Caros
amigos:
Referi
a ideia de má ou boa sorte como algo que mata a capacidade
empreendedora, como algo que consolida o espírito de vítima. Referi
esse convite constante para pensarmos que, para melhorar o mundo, a
única coisa que nos resta é pedir, lamentar e reclamar.
Faço
uma outra confidência. A empresa em que trabalho abriu um concurso
para jovens que fizessem inquéritos nos bairros de Maputo.
Concorreram centenas de jovens e parecia claro que as duas dezenas
que conseguiram o lugar o defenderiam com unhas e dentes.
Logo
no primeiro ensaio, porém, uma meia dúzia se apresentou cheia de
queixas e reivindicações: que não podiam trabalhar ao sol, que o
trabalho era muito cansativo e necessitavam de mais repouso, que
precisavam de um subsídio para comprar chapéus e sombreiros… Este
espírito, meus amigos, é o de uma nação doente. Um país em que
os jovens pedem antes de dar qualquer coisa, é um país que pode ter
hipotecado o seu futuro.
O
que eu noto é que, a par de uma abnegação ilimitada, nós sofremos
ainda do complexo de que merecemos mais que os outros porque sofremos
no passado. “A História está em dívida conosco”, é isso que
pensamos. Mas a História está em dívida com todos e não paga a
ninguém. Não houve povo que não sofresse, em algum momento,
terríveis martírios e prejuízos. Nações inteiras foram reduzidas
a escombros e renasceram por causa do trabalho e esforço de
gerações. O nosso próprio país foi capaz de se afastar das cinzas
da guerra. Invocar o passado para que se tenha pena de nós e ficar à
espera que alguém nos compense é pura ilusão.
A
lógica é, afinal, uma extensão do individual para o colectivo.

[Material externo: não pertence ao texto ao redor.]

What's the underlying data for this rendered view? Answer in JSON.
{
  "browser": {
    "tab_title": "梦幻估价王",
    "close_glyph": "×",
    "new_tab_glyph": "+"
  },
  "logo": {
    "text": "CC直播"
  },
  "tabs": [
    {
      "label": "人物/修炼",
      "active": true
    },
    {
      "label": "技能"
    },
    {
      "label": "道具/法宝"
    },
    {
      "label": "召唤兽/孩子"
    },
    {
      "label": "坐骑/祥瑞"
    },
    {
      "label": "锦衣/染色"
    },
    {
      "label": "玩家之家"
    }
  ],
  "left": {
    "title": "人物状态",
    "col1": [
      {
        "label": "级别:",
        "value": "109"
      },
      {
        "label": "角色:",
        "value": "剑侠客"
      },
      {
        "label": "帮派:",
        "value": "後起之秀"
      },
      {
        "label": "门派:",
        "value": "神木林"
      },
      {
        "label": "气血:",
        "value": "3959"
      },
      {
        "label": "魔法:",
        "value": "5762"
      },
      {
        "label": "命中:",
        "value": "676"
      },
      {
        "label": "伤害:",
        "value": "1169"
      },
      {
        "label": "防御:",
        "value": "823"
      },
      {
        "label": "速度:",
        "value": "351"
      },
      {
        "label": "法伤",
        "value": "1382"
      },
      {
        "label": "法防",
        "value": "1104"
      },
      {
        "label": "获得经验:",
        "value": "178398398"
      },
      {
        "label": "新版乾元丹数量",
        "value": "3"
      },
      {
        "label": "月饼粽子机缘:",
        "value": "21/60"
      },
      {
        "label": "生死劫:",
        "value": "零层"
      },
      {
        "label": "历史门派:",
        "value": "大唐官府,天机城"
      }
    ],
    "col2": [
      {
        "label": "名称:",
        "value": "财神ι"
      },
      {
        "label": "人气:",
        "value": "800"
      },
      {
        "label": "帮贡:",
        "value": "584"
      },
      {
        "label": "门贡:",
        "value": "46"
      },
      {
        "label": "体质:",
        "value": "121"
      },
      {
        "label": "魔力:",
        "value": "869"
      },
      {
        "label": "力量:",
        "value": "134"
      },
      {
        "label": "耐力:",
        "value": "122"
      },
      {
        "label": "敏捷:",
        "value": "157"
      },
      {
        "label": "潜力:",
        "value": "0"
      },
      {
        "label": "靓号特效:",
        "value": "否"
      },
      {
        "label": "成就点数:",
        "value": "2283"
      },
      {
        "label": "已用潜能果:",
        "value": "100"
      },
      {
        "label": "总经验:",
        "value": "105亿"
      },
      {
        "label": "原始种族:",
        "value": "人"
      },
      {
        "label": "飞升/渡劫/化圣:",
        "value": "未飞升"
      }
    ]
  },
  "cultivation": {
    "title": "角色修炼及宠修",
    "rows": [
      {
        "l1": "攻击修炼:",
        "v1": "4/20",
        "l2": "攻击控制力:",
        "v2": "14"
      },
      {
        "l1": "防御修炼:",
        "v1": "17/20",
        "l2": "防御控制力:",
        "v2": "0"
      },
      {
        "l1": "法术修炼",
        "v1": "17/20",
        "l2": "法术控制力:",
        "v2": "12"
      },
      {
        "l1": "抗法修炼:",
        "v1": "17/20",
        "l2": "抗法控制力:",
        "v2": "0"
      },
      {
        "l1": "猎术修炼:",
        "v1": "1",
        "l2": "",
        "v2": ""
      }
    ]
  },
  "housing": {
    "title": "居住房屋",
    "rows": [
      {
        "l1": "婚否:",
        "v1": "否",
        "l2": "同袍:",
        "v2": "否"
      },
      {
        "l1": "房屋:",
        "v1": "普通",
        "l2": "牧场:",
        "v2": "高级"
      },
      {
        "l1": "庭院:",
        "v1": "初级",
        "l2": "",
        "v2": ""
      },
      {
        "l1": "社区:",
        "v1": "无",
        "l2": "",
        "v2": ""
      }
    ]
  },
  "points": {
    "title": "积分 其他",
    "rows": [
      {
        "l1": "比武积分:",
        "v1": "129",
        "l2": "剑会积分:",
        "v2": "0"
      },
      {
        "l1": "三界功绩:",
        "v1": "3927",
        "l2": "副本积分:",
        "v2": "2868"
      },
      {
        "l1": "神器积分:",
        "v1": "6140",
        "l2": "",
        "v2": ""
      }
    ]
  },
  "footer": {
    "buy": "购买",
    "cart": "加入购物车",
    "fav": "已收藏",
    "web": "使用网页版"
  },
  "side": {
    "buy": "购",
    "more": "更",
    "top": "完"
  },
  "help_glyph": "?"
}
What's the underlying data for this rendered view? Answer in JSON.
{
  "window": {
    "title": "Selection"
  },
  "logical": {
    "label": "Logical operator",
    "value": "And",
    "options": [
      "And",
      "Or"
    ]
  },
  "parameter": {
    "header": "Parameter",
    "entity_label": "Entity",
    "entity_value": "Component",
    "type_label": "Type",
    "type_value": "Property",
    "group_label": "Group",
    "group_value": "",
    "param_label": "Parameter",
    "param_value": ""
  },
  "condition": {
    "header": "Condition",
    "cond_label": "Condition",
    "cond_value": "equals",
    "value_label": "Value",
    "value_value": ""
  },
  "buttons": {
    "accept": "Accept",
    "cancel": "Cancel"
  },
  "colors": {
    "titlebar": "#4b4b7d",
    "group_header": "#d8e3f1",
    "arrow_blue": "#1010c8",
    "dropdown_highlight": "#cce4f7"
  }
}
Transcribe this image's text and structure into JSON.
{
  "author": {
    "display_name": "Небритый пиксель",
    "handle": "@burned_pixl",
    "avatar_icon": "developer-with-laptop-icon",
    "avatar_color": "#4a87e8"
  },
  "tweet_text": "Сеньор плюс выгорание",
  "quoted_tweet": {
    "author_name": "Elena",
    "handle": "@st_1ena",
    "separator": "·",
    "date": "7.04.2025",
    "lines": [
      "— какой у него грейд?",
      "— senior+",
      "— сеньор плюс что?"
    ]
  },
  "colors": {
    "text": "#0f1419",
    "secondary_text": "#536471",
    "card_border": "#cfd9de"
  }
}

Como sobrevivemos pessoalmente à custa de favores, pedimos ao mundo
que nos conceda privilégios e compensações especiais. Esse
posicionamento de vítimas a quem o mundo tem de pagar uma dívida
sucede como nação e como cidadãos. A verdade é esta: nunca nos
darão essas condições. Ou nós as conquistamos ou nunca chegaremos
lá. O valor de Lurdes Mutola deriva de ela ter vencido todo um
historial de dificuldades. Imaginemos que Lurdes Mutola, em lugar de
treinar a sério, faria a exigência de partir uns metros à frente
das suas adversárias, argumentando que era pobre e vinha de um país
martirizado. Mesmo que ela ganhasse, a sua vitória deixaria de ter
qualquer valor. O exemplo parece ridículo mas refere o exercício de
coitadismo que praticamos vezes sem conta. A solução para o
desfavorecido não é pedir favores. É lutar mais do que os outros.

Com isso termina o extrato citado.